On Sep 21, 2009, at 3:53 PM, Jason Grout wrote:

> John H Palmieri wrote:
>> Ticket #6439 suggests that if code has
>>
>>    Sage: ...
>>
>> in an EXAMPLES block, then it should be flagged as an error, because
>> presumably the author intended it to say
>>
>>    sage: ...
>>
>> and with "Sage: ..." the example isn't actually doctested.  I vote
>> against this change: I don't see a reason why we should try to detect
>> this typo more than anything else.  (Or if we want to make this
>> change, should we also flag "sgae:", for instance?)   Note that with
>> "sage -t -verbose ..." you can see exactly which tests are being run.
>> Referees should also be on the lookout for any typos, including ones
>> like this.
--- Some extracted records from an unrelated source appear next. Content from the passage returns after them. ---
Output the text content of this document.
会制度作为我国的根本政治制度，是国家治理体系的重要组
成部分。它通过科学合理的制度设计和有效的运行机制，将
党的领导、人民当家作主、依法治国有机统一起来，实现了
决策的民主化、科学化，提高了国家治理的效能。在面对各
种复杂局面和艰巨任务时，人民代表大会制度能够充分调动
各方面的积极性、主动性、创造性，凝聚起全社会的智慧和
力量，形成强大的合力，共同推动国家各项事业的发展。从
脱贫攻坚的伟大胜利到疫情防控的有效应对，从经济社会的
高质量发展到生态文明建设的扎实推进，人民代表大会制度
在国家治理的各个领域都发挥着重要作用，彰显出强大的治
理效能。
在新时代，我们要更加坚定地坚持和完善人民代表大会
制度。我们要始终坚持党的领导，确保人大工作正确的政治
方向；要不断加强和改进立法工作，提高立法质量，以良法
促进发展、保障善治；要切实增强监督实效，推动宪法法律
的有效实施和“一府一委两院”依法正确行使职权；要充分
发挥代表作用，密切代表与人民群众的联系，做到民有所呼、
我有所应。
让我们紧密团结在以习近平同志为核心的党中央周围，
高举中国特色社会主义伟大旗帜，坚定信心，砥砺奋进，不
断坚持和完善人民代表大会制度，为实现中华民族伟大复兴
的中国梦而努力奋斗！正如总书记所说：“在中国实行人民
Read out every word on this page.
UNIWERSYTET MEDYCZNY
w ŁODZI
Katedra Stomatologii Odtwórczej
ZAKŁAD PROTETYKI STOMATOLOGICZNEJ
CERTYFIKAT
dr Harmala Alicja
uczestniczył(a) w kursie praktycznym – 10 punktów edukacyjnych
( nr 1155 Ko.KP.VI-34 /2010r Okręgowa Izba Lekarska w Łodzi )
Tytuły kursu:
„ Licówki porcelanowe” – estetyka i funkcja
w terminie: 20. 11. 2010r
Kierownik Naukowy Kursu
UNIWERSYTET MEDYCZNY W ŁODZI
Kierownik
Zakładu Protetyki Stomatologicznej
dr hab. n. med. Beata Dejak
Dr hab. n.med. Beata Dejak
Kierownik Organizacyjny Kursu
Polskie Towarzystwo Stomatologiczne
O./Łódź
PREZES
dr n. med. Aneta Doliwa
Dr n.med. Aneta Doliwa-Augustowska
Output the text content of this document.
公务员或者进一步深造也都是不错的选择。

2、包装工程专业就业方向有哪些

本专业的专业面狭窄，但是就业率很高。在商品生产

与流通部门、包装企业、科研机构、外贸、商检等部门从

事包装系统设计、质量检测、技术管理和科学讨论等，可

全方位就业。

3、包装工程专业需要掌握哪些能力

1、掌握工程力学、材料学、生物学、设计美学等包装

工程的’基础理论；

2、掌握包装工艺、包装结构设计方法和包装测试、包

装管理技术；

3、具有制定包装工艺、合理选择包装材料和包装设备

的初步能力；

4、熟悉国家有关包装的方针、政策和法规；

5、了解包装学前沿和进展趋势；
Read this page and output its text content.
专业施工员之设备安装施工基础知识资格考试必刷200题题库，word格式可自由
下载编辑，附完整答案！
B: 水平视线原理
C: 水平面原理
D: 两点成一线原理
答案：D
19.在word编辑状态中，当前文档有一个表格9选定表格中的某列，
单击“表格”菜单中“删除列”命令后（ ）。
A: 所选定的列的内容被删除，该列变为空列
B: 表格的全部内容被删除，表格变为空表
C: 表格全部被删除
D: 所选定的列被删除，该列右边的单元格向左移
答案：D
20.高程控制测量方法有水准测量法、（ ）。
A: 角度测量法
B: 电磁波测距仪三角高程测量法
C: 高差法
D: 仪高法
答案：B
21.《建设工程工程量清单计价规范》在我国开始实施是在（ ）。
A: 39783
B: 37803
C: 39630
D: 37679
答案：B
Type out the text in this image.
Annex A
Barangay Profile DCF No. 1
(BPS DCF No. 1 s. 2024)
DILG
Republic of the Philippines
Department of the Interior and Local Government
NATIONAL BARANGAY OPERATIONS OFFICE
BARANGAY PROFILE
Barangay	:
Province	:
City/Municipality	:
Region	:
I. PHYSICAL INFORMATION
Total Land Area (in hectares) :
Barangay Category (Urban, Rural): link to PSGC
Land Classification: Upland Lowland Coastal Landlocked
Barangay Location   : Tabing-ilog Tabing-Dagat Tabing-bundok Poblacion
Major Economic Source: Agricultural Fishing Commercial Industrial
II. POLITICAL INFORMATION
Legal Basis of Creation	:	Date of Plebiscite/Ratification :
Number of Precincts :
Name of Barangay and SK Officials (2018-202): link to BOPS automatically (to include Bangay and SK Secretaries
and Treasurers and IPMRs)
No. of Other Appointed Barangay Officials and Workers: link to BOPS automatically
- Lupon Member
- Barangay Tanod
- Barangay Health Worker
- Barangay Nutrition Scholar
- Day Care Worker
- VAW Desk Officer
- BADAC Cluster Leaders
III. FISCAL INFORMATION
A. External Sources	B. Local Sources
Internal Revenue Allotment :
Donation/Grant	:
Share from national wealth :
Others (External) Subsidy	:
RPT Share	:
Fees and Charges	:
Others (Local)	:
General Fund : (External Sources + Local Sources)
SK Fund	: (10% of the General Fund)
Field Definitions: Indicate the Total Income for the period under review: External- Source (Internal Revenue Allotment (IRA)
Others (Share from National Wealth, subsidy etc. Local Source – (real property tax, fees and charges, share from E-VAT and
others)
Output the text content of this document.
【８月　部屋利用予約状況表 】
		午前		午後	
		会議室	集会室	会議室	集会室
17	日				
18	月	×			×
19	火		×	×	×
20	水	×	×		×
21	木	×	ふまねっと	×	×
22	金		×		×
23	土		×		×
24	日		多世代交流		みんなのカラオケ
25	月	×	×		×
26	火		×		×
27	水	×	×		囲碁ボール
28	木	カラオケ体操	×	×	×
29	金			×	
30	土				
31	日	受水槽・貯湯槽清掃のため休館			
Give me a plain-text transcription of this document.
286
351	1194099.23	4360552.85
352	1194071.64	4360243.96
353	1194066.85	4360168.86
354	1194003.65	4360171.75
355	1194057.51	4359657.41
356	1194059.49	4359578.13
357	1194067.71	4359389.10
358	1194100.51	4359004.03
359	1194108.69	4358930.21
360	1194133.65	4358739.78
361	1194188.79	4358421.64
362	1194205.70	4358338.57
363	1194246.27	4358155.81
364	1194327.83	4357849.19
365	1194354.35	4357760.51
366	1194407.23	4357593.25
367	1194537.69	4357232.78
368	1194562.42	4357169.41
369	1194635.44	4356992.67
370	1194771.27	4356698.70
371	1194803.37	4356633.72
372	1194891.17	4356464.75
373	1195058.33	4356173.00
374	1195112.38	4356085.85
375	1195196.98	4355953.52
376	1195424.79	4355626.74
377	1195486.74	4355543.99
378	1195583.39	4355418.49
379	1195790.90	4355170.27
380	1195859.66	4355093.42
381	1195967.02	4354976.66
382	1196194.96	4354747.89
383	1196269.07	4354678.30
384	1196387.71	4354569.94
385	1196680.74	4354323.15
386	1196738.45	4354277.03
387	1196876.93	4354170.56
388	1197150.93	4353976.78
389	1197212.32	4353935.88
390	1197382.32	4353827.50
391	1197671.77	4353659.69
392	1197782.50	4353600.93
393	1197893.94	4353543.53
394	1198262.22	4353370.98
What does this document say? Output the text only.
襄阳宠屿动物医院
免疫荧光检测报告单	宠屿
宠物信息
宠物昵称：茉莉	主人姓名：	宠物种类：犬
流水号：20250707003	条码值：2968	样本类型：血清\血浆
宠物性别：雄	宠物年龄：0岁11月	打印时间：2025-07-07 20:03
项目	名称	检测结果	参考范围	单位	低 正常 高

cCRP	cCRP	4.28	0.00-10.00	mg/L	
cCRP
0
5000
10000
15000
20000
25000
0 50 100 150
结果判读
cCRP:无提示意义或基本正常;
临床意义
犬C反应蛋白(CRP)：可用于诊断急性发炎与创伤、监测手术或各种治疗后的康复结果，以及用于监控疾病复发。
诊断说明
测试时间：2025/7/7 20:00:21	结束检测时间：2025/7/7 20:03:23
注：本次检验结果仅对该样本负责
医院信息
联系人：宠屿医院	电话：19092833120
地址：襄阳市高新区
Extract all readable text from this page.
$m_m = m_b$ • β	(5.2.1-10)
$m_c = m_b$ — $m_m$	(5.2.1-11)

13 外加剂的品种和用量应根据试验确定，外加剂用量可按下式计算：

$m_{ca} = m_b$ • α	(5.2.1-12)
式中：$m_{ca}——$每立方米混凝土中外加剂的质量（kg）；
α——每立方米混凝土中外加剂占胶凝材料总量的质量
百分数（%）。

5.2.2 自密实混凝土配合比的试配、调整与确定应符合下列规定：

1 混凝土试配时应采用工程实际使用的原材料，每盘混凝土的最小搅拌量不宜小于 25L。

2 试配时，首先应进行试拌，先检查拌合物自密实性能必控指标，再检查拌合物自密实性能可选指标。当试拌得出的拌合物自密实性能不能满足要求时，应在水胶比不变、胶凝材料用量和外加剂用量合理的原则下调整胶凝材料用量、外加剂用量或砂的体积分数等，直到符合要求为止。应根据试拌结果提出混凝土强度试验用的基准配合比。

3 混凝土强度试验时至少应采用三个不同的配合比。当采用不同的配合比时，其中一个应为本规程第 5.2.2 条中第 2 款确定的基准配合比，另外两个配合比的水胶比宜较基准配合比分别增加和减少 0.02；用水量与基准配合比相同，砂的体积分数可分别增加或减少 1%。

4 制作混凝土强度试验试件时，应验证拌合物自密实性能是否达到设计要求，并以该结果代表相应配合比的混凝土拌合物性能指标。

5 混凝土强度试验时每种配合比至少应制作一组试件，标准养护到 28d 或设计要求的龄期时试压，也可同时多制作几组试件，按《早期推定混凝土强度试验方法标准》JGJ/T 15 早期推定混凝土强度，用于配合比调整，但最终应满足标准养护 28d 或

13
So I would like the ticket to be closed without fixing it,
>> but I think this deserves some discussion.
>>
>> Votes for closing without fixing?
>>
>
> Or we might do something like:
>
> if the lowercased characters before a single colon comprise between 3
> and 4 of the letters in "sage", and it's not "sage: ", then flag a
> possible error.
>
> Or something like a regexp like the following:
>
> ^[ ]*[SAGEsage]{3,5}:
>
> I'm all for making people's jobs easier by automating things and
> catching typos, even if we don't catch everything.

How about a sage -lint to detect things like this?